Mintoo Bhandari/Monument.
Monument Bank founder: Mass affluent banking is our path to profitability in 24 months
Mintoo Bhandari’s bank is on a mission to help millionaires.

Even in the post-financial crisis world, where banking licences have become somewhat easier to obtain, it’s still a rare pleasure to meet a bank’s founder before it’s even launched.
Enter Mintoo Bhandari, the founder and managing director of Monument, a newly-licenced and freshly-funded digital bank aimed at lending millions to the “mass affluent” at the touch of a button, all through their mobiles.
And who said fintech is becoming boring?
Meet the mass affluent
First of all, Bhandari is keen to distinguish precisely who Monument Bank is talking about when it refers to the “mass affluent”.
“It's the largest unserved market opportunity in the world today in financial services,” the calmly-spoken founder explains, pointing to people with a net worth of between £250k and £5m (excluding their main property).
These aren’t ultra-high net worth individuals, multi-millionaires who might outsource their finances to money managers. Instead the mass affluent sit just above the DIY retail market and might need extra service and support to deal with their increasingly complex financial lives.
It’s also an audience that Bhandari—with his 25+ years of experience in private equity across Mumbai, New York and London—knows well.
“Historically, when you think about this group, you might think about premier banking,” says Bhandari.

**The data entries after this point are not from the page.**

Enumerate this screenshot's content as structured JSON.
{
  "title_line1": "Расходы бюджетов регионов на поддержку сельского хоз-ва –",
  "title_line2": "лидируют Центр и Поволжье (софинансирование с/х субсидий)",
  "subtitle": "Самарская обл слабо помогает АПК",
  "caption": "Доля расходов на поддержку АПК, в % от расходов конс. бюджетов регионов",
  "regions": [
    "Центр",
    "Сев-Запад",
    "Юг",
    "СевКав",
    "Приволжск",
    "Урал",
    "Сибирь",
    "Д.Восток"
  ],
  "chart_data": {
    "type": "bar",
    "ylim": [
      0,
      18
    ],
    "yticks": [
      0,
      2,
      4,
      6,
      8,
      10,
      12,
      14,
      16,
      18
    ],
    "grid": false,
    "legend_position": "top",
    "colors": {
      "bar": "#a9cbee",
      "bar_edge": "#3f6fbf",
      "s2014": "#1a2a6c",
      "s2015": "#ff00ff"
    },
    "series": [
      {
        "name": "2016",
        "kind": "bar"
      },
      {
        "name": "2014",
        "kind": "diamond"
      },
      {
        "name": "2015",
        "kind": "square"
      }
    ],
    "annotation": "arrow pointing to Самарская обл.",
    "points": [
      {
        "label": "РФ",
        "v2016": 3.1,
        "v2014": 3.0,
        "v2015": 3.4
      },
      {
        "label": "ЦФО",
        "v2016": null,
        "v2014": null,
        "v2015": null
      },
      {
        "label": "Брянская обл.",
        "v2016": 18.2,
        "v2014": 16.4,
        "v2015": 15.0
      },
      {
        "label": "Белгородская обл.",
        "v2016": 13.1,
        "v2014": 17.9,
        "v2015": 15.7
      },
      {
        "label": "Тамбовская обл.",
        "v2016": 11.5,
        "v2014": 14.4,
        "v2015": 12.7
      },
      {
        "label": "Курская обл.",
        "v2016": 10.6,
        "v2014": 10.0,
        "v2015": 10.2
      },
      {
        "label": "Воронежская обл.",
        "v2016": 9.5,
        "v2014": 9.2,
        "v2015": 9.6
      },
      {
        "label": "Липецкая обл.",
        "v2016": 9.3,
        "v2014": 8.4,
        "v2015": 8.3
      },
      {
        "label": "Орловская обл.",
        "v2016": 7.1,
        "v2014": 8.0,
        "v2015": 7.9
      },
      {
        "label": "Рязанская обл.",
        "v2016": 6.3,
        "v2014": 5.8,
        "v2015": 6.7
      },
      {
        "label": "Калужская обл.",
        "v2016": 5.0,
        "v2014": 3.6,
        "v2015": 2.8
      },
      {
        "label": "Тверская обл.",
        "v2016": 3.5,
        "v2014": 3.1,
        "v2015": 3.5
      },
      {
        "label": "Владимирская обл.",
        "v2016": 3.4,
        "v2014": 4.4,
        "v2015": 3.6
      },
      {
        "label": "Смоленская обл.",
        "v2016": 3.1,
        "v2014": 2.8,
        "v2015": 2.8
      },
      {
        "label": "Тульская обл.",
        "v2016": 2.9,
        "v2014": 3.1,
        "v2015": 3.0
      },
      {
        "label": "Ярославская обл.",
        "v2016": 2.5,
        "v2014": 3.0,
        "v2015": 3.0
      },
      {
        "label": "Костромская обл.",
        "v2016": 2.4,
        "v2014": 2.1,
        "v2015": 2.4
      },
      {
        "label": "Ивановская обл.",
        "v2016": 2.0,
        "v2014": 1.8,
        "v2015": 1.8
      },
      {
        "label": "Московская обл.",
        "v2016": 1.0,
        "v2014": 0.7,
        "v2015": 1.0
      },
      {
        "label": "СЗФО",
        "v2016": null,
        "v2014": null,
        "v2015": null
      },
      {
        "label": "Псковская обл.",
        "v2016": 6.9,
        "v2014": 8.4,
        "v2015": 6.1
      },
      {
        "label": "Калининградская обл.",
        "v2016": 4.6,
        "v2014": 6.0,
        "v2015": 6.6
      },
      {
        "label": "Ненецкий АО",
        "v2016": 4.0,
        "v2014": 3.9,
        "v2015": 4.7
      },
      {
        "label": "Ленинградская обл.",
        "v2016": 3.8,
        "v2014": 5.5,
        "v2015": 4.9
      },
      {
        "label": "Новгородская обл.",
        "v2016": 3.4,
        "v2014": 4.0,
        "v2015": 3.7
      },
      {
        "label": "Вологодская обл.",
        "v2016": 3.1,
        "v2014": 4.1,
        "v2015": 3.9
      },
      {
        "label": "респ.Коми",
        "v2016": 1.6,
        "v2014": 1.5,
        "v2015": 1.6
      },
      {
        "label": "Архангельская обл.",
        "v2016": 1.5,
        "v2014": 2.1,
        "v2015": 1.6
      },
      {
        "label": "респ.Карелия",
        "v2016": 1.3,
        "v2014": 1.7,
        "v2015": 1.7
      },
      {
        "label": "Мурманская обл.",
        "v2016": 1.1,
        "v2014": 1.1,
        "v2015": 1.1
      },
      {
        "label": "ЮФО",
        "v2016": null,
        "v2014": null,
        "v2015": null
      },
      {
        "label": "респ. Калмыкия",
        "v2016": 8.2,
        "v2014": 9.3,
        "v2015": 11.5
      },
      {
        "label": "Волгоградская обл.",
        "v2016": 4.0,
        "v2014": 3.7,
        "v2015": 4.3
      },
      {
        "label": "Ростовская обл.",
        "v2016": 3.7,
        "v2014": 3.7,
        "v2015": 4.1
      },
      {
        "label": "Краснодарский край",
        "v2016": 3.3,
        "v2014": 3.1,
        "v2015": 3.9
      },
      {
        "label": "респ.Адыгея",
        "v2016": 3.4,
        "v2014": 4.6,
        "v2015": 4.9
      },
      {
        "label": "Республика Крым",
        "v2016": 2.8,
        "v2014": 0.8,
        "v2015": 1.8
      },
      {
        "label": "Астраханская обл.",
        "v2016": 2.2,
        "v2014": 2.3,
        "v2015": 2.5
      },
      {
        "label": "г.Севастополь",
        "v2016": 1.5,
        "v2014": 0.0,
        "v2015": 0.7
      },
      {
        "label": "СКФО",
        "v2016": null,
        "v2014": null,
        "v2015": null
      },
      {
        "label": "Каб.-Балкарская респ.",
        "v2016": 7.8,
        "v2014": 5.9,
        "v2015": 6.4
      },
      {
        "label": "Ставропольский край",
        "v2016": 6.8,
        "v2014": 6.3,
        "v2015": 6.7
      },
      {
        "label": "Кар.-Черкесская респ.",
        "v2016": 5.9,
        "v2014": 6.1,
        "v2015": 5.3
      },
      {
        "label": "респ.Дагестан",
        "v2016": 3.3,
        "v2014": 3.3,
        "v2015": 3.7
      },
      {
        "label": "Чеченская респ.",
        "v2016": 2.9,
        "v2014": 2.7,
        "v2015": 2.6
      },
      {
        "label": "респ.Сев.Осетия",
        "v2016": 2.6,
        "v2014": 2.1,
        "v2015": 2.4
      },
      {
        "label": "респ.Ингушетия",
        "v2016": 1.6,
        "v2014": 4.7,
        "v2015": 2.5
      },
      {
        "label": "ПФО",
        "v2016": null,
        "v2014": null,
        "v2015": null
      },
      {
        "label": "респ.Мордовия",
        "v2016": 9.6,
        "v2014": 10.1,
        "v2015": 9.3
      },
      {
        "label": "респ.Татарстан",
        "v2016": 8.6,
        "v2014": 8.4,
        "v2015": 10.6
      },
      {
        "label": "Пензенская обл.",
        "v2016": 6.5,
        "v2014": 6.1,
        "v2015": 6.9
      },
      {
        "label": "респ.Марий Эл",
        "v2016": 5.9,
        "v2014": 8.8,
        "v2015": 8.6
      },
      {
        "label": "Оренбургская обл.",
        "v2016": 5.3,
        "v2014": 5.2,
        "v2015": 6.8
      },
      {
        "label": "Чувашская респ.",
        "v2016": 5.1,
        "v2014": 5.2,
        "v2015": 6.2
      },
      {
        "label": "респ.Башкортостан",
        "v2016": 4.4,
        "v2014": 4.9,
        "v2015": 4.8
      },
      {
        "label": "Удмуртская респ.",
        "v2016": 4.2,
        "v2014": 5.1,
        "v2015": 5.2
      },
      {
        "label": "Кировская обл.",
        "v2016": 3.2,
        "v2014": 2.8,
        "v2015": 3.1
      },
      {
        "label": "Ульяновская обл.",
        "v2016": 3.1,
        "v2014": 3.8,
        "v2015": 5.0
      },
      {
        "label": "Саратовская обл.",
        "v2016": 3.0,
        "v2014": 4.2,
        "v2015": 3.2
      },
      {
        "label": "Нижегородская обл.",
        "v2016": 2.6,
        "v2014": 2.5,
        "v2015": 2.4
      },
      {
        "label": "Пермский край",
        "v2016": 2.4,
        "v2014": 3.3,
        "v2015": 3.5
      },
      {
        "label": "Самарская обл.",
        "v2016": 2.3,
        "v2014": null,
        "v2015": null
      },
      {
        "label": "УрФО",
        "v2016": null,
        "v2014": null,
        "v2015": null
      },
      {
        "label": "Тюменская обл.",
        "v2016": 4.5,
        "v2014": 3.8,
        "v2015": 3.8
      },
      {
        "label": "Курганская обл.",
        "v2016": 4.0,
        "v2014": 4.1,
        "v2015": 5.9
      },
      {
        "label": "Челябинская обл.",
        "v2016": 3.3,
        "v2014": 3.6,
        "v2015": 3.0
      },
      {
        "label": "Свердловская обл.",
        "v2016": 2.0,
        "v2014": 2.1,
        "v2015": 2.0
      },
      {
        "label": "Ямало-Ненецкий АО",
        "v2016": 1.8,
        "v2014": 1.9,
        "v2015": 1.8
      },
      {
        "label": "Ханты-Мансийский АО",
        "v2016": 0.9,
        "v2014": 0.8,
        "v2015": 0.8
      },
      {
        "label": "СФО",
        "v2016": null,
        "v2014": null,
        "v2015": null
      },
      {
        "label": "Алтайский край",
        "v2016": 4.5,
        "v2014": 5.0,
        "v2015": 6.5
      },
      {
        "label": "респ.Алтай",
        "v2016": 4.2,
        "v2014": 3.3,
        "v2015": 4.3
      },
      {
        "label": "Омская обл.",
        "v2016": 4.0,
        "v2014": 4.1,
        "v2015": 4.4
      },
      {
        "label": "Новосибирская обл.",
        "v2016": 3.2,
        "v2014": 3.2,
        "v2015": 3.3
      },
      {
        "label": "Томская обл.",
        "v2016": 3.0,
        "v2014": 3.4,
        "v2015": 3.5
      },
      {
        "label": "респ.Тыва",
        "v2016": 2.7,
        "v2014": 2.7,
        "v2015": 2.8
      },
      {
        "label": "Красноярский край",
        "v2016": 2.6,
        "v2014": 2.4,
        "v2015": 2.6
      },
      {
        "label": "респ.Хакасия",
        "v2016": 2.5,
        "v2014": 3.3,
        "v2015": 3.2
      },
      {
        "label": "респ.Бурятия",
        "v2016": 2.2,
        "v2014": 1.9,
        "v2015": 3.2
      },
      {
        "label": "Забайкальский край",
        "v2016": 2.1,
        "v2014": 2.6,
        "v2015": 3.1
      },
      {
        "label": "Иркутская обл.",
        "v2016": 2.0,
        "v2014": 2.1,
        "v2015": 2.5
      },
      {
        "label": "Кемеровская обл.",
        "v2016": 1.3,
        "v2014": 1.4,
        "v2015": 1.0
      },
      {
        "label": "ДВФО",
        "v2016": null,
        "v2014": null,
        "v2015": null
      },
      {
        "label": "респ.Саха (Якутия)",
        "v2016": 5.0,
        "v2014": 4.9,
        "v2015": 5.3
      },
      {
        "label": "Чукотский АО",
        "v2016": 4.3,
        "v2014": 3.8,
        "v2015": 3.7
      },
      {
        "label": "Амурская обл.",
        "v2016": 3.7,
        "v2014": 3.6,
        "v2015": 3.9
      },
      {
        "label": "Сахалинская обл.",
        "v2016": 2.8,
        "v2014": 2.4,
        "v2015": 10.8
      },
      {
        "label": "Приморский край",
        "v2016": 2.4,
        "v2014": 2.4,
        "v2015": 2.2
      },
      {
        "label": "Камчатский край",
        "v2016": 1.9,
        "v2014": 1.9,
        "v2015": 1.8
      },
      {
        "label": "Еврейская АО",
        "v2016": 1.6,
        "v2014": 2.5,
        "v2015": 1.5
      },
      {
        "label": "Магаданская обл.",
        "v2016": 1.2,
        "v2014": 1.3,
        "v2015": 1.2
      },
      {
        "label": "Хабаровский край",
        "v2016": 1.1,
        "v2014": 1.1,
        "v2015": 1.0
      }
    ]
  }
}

“But that typically involves people, and putting people into the mix made it very unsustainable from an economic standpoint. So a lot of large institutions either retreated from the space or never really got adequate traction.”
The exception, in Bhandari’s mind, is a particular well-known American credit card company that he praises for doing an excellent job in the space, “but I think their model is still stuck in the 1980s and 1990s.”

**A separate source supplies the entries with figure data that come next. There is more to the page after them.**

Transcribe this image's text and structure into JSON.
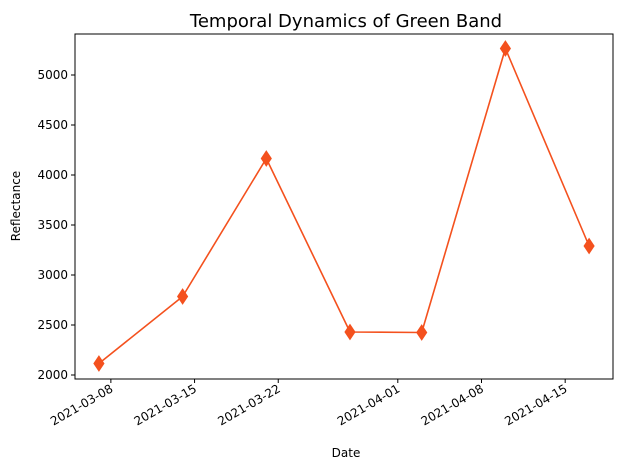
{
  "chart_data": {
    "type": "line",
    "title": "Temporal Dynamics of Green Band",
    "xlabel": "Date",
    "ylabel": "Reflectance",
    "x": [
      "2021-03-07",
      "2021-03-14",
      "2021-03-21",
      "2021-03-28",
      "2021-04-03",
      "2021-04-10",
      "2021-04-17"
    ],
    "series": [
      {
        "values": [
          2115,
          2785,
          4165,
          2430,
          2425,
          5265,
          3290
        ]
      }
    ],
    "xticks": [
      "2021-03-08",
      "2021-03-15",
      "2021-03-22",
      "2021-04-01",
      "2021-04-08",
      "2021-04-15"
    ],
    "yticks": [
      2000,
      2500,
      3000,
      3500,
      4000,
      4500,
      5000
    ],
    "xlim": [
      "2021-03-05",
      "2021-04-19"
    ],
    "ylim": [
      1960,
      5410
    ],
    "grid": false,
    "legend": "none",
    "marker": "diamond",
    "color": "#f4511e"
  }
}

Monument’s plan is to do mass affluent banking better, and to reach profitability within 24 months of launch.
£2m at the touch of a button
Initially Monument will focus on lending, with Bhandari outlining ambitious goals, including 8-minute approvals on buy-to-let mortgages of up to £2m.

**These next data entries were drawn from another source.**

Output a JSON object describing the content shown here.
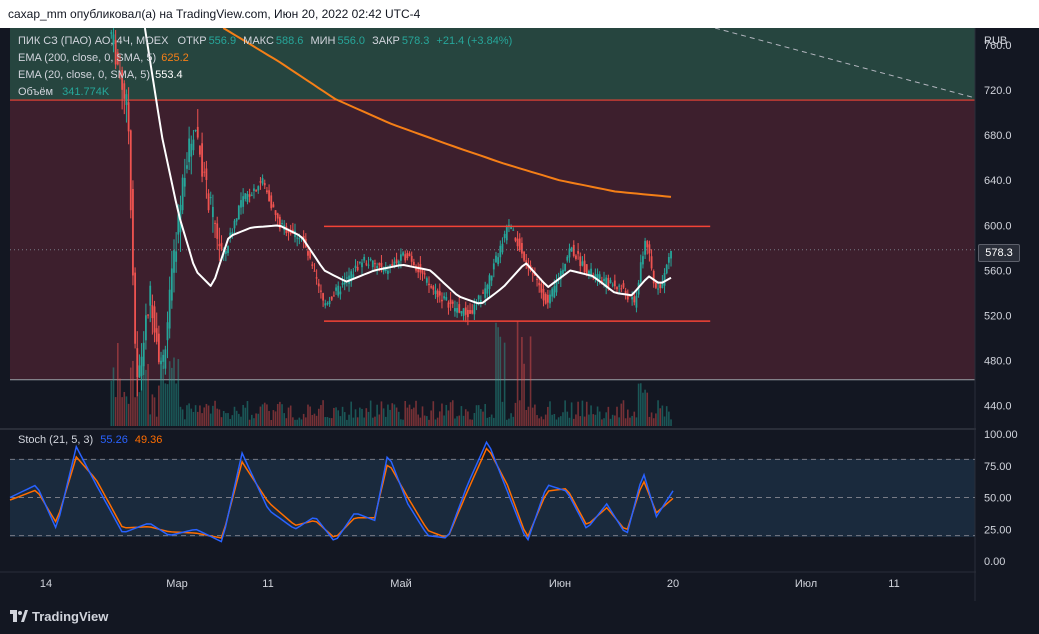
{
  "header": {
    "text": "caxap_mm опубликовал(а) на TradingView.com, Июн 20, 2022 02:42 UTC-4"
  },
  "legend": {
    "title": "ПИК СЗ (ПАО) АО, 4Ч, MOEX",
    "open_label": "ОТКР",
    "open": "556.9",
    "high_label": "МАКС",
    "high": "588.6",
    "low_label": "МИН",
    "low": "556.0",
    "close_label": "ЗАКР",
    "close": "578.3",
    "change": "+21.4 (+3.84%)",
    "ema200_label": "EMA (200, close, 0, SMA, 5)",
    "ema200_value": "625.2",
    "ema20_label": "EMA (20, close, 0, SMA, 5)",
    "ema20_value": "553.4",
    "volume_label": "Объём",
    "volume_value": "341.774K",
    "stoch_label": "Stoch (21, 5, 3)",
    "stoch_k": "55.26",
    "stoch_d": "49.36"
  },
  "colors": {
    "up": "#26a69a",
    "down": "#ef5350",
    "ema200": "#f57f17",
    "ema20": "#ffffff",
    "stoch_k": "#2962ff",
    "stoch_d": "#ff6d00",
    "zone_upper": "#26453f",
    "zone_red": "#3d1f2d",
    "line_red": "#f44336"
  },
  "price_tag": "578.3",
  "branding": "TradingView",
  "chart_data": {
    "type": "candlestick",
    "price_axis": {
      "unit": "RUB",
      "ticks": [
        "760.0",
        "720.0",
        "680.0",
        "640.0",
        "600.0",
        "560.0",
        "520.0",
        "480.0",
        "440.0"
      ],
      "range": [
        422,
        775
      ]
    },
    "stoch_axis": {
      "ticks": [
        "100.00",
        "75.00",
        "50.00",
        "25.00",
        "0.00"
      ],
      "range": [
        0,
        100
      ],
      "bands": [
        80,
        50,
        20
      ]
    },
    "time_axis": {
      "ticks": [
        "14",
        "Мар",
        "11",
        "Май",
        "Июн",
        "20",
        "Июл",
        "11"
      ]
    },
    "last_close": 578.3,
    "zones": [
      {
        "name": "upper-zone",
        "from": 711,
        "to": 775
      },
      {
        "name": "red-zone",
        "from": 463,
        "to": 711
      }
    ],
    "levels": [
      {
        "name": "resistance",
        "price": 599
      },
      {
        "name": "support",
        "price": 515
      }
    ],
    "trendline": {
      "from_price": 775,
      "to_price": 713
    },
    "price_path": [
      {
        "t": 0.0,
        "p": 770
      },
      {
        "t": 0.03,
        "p": 700
      },
      {
        "t": 0.045,
        "p": 455
      },
      {
        "t": 0.07,
        "p": 540
      },
      {
        "t": 0.09,
        "p": 470
      },
      {
        "t": 0.11,
        "p": 560
      },
      {
        "t": 0.13,
        "p": 650
      },
      {
        "t": 0.15,
        "p": 690
      },
      {
        "t": 0.17,
        "p": 630
      },
      {
        "t": 0.2,
        "p": 570
      },
      {
        "t": 0.23,
        "p": 620
      },
      {
        "t": 0.27,
        "p": 640
      },
      {
        "t": 0.3,
        "p": 600
      },
      {
        "t": 0.34,
        "p": 590
      },
      {
        "t": 0.38,
        "p": 530
      },
      {
        "t": 0.41,
        "p": 545
      },
      {
        "t": 0.45,
        "p": 570
      },
      {
        "t": 0.49,
        "p": 560
      },
      {
        "t": 0.53,
        "p": 575
      },
      {
        "t": 0.57,
        "p": 545
      },
      {
        "t": 0.61,
        "p": 528
      },
      {
        "t": 0.64,
        "p": 520
      },
      {
        "t": 0.67,
        "p": 545
      },
      {
        "t": 0.71,
        "p": 600
      },
      {
        "t": 0.74,
        "p": 570
      },
      {
        "t": 0.78,
        "p": 530
      },
      {
        "t": 0.82,
        "p": 580
      },
      {
        "t": 0.85,
        "p": 560
      },
      {
        "t": 0.88,
        "p": 550
      },
      {
        "t": 0.91,
        "p": 545
      },
      {
        "t": 0.935,
        "p": 530
      },
      {
        "t": 0.955,
        "p": 590
      },
      {
        "t": 0.97,
        "p": 545
      },
      {
        "t": 0.985,
        "p": 550
      },
      {
        "t": 1.0,
        "p": 578.3
      }
    ],
    "ema200_path": [
      {
        "t": 0.2,
        "p": 775
      },
      {
        "t": 0.3,
        "p": 745
      },
      {
        "t": 0.4,
        "p": 712
      },
      {
        "t": 0.5,
        "p": 690
      },
      {
        "t": 0.6,
        "p": 672
      },
      {
        "t": 0.7,
        "p": 655
      },
      {
        "t": 0.8,
        "p": 640
      },
      {
        "t": 0.9,
        "p": 630
      },
      {
        "t": 1.0,
        "p": 625.2
      }
    ],
    "ema20_path": [
      {
        "t": 0.06,
        "p": 775
      },
      {
        "t": 0.09,
        "p": 680
      },
      {
        "t": 0.12,
        "p": 610
      },
      {
        "t": 0.15,
        "p": 560
      },
      {
        "t": 0.18,
        "p": 545
      },
      {
        "t": 0.21,
        "p": 590
      },
      {
        "t": 0.25,
        "p": 598
      },
      {
        "t": 0.3,
        "p": 600
      },
      {
        "t": 0.34,
        "p": 590
      },
      {
        "t": 0.38,
        "p": 560
      },
      {
        "t": 0.42,
        "p": 550
      },
      {
        "t": 0.47,
        "p": 560
      },
      {
        "t": 0.52,
        "p": 565
      },
      {
        "t": 0.57,
        "p": 560
      },
      {
        "t": 0.62,
        "p": 537
      },
      {
        "t": 0.66,
        "p": 530
      },
      {
        "t": 0.7,
        "p": 545
      },
      {
        "t": 0.74,
        "p": 567
      },
      {
        "t": 0.78,
        "p": 545
      },
      {
        "t": 0.82,
        "p": 560
      },
      {
        "t": 0.86,
        "p": 555
      },
      {
        "t": 0.9,
        "p": 540
      },
      {
        "t": 0.93,
        "p": 538
      },
      {
        "t": 0.96,
        "p": 555
      },
      {
        "t": 0.98,
        "p": 548
      },
      {
        "t": 1.0,
        "p": 553.4
      }
    ],
    "stoch_k_path": [
      {
        "t": 0.0,
        "v": 50
      },
      {
        "t": 0.04,
        "v": 60
      },
      {
        "t": 0.07,
        "v": 25
      },
      {
        "t": 0.1,
        "v": 90
      },
      {
        "t": 0.13,
        "v": 60
      },
      {
        "t": 0.17,
        "v": 22
      },
      {
        "t": 0.21,
        "v": 30
      },
      {
        "t": 0.24,
        "v": 20
      },
      {
        "t": 0.28,
        "v": 25
      },
      {
        "t": 0.32,
        "v": 15
      },
      {
        "t": 0.35,
        "v": 85
      },
      {
        "t": 0.39,
        "v": 40
      },
      {
        "t": 0.43,
        "v": 25
      },
      {
        "t": 0.46,
        "v": 35
      },
      {
        "t": 0.49,
        "v": 15
      },
      {
        "t": 0.52,
        "v": 38
      },
      {
        "t": 0.55,
        "v": 32
      },
      {
        "t": 0.57,
        "v": 85
      },
      {
        "t": 0.6,
        "v": 45
      },
      {
        "t": 0.63,
        "v": 20
      },
      {
        "t": 0.66,
        "v": 18
      },
      {
        "t": 0.69,
        "v": 60
      },
      {
        "t": 0.72,
        "v": 95
      },
      {
        "t": 0.75,
        "v": 55
      },
      {
        "t": 0.78,
        "v": 15
      },
      {
        "t": 0.81,
        "v": 60
      },
      {
        "t": 0.84,
        "v": 55
      },
      {
        "t": 0.87,
        "v": 25
      },
      {
        "t": 0.9,
        "v": 45
      },
      {
        "t": 0.93,
        "v": 20
      },
      {
        "t": 0.955,
        "v": 70
      },
      {
        "t": 0.975,
        "v": 35
      },
      {
        "t": 1.0,
        "v": 55.26
      }
    ],
    "stoch_d_path": [
      {
        "t": 0.0,
        "v": 48
      },
      {
        "t": 0.04,
        "v": 56
      },
      {
        "t": 0.07,
        "v": 30
      },
      {
        "t": 0.1,
        "v": 82
      },
      {
        "t": 0.13,
        "v": 64
      },
      {
        "t": 0.17,
        "v": 26
      },
      {
        "t": 0.21,
        "v": 27
      },
      {
        "t": 0.24,
        "v": 23
      },
      {
        "t": 0.28,
        "v": 22
      },
      {
        "t": 0.32,
        "v": 18
      },
      {
        "t": 0.35,
        "v": 78
      },
      {
        "t": 0.39,
        "v": 46
      },
      {
        "t": 0.43,
        "v": 28
      },
      {
        "t": 0.46,
        "v": 32
      },
      {
        "t": 0.49,
        "v": 18
      },
      {
        "t": 0.52,
        "v": 34
      },
      {
        "t": 0.55,
        "v": 34
      },
      {
        "t": 0.57,
        "v": 78
      },
      {
        "t": 0.6,
        "v": 50
      },
      {
        "t": 0.63,
        "v": 24
      },
      {
        "t": 0.66,
        "v": 18
      },
      {
        "t": 0.69,
        "v": 55
      },
      {
        "t": 0.72,
        "v": 90
      },
      {
        "t": 0.75,
        "v": 60
      },
      {
        "t": 0.78,
        "v": 18
      },
      {
        "t": 0.81,
        "v": 55
      },
      {
        "t": 0.84,
        "v": 57
      },
      {
        "t": 0.87,
        "v": 28
      },
      {
        "t": 0.9,
        "v": 42
      },
      {
        "t": 0.93,
        "v": 23
      },
      {
        "t": 0.955,
        "v": 64
      },
      {
        "t": 0.975,
        "v": 38
      },
      {
        "t": 1.0,
        "v": 49.36
      }
    ]
  }
}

“Which is, you know, a very large sum, but this [mass affluent] community is the most creditworthy segment of the market.”
Bhandari says Monument’s data-driven process of analysing and affirming credit quality will mean the bank has “single basis point credit risk, which is almost unheard of.”
Buy-to-let and bridge-to-let are core products that Monument will launch with, designed to appeal to the bank’s wealthy target audience.
“Many of them have three, four, five, or six properties, and they almost become professional landlords on the side,” says Bhandari.
Monument will also have relationship managers available through voice, video, email, chat and what Bhandari calls co-browsing, where an “RM” can join you on your smartphone while you’re browsing and help advise on a decision.
And the bank’s lending will be funded by a range of savings products, from easy access to fixed savers, with Monument taking a “quite attractive” spread in the middle—“classical 1,000-year-old banking” is how Bhandari describes it.
“So I believe I can get to breakeven, you know ideally I'd like to do it in the first year, on the outside, it'll be in year two,” he says.
Less classical is how Monument will operate, by harnessing the growing power of open banking.
(Metal) card not included
One of the most novel things about Monument’s strategy is that the bank doesn’t intend to offer its customers a bank card, or indeed a current account at all.
Instead, the plan is to connect to a customer’s existing current account, whether with a high street bank or digital challenger, all via the wonders of open banking.
“All we're doing is saying, come to us for service, come to us for better deposit rates, come to us for complex lending.”
But stay where you are for your current account.
Bhandari believes open banking is “nowhere near where it will be in the future”, but that the technology is in place for Monument to offer a seamless lending and deposit experience, without needing to offer a current account.
Fundamentally that slashes Monument’s cost base, and positions the bank more as a high-touch property lender than a jack-of-all-trades current account provider.
Much of what Bhandari describes is unproven, and he’s frank that the bank’s plans will certainly change and evolve as it comes to market.
But, for now, the ambitious founder is outlining a retail digital banking model quite unlike what’s come before.